Et l'un des moyens les plus efficaces de répandre
une idéologie a été l'idée de la représentation.
L'histoire du colonialisme n'est pas simplement
une série de conquêtes militaires.
C'est aussi une histoire de décrets religieux,
de littérature fictive,
d'écrits académiques,
de rapports scientifiques,
et d'expositions de musées.
Les pays d'occident ont dépeint "l'autre"
pour décrire des individus, des communautés
et des nations entières n'appartenant pas au
groupe dominant, et donc différents
de manière fondamentale.
En d'autres termes, les gens sont devenus
marqués comme distincts de "la norme"
ou présentés comme étant plus prisés ou plus vils,
selon la façon dont ils étaient représentés.
La soumission à long terme des peuples
colonisés à travers ce système raciste
de représentation est à la base même
des cultures coloniales et
des systèmes politiques coloniaux.
Les descriptions ethniques et raciales
sont étroitement liés à d'autres formes
d'oppression,
telles que la suprématie blanche
et les concepts patriarcaux de genre.
Les classes dirigeantes conservent leur contrôle
en créant des images et des tropes d'ennemis communs.
Que cet ennemi soit représenté comme la figure
du terroriste, de l'immigrant, de l'homosexuel
ou de l'anarchiste, il peut être utilisé pour corréler
les sentiments patriotiques, un sentiment de nous VS eux,
liant une partie du peuple à ses dirigeants
à travers les liens identitaires partagés.
Cette utilisation de la représentation est fondamental
dans la formation des États-nations.
Et à ce jour,
les représentations déshumanisantes
des ennemis internes et externes
imprègnent la culture populaire,
et façonnent la psyché collective des sociétés,
et forge de nouvelles formes d'allégeance réactionnaire.

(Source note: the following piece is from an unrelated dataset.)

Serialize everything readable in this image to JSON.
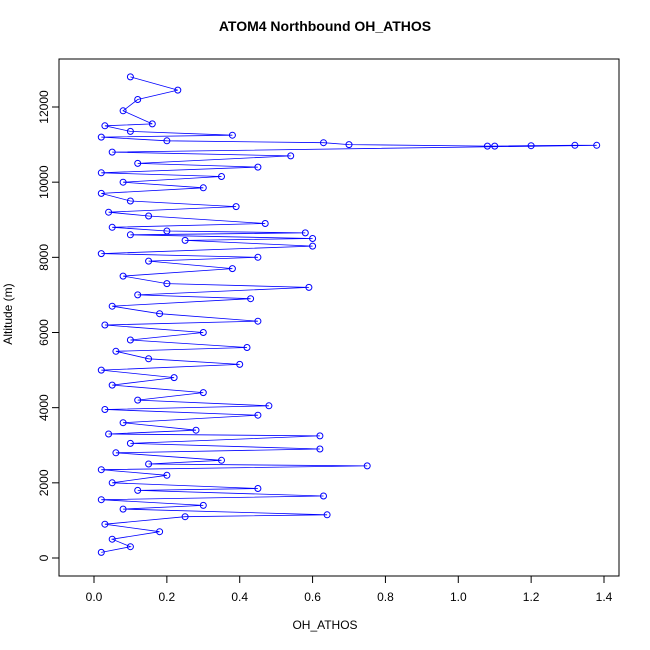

La représentation est le cœur de la politique.
Elle est en jeu chaque fois que les acteurs politiques
plaident en faveur d'une ligne politique
ou agissent au nom des autres dans l'arène politique.
Dans les démocraties libérales, les élus
sont considérés comme reflétant
la volonté de la majorité.
Ces politiciens prétendent représenter
les intérêts de leurs électeurs,
leur assurant ainsi qu'ils ont une voix dans
l'élaboration des politiques publiques.
C'est un mensonge qui trompe
de moins en moins de gens.
Qu'un État soit dirigé par
des institutions démocratiques libérales,
des dictatures militaires,
un régime à parti unique,
ou dynasties héréditaires,
la représentation est la clé du maintien
de la légitimité et du pouvoir.
En coulisse,
les compromis,
les points de vues,
la compétition,
la manipulation,
le népotisme,
et un éventail de dynamiques sociales sous-jacentes
jouent toujours un rôle dans la manière
dont l'autorité est soutenue et maintenue.
Mais pour le public,
institutions étatiques sacrées et dirigeants
charismatiques sont représentés
comme un substitut à des concepts abstraits
de règle majoritaire, ou de nation libre.
La démocratie représentative promeut l'idée
que notre seule façon d'exercer le pouvoir
est de choisir qui nous représentera.
Cela nous décourage d'apprendre à exercer
le pouvoir pour nous-mêmes.
La démocratie n'est pas seule dans ce cas,
même si elle est plus efficace dans ses illusions.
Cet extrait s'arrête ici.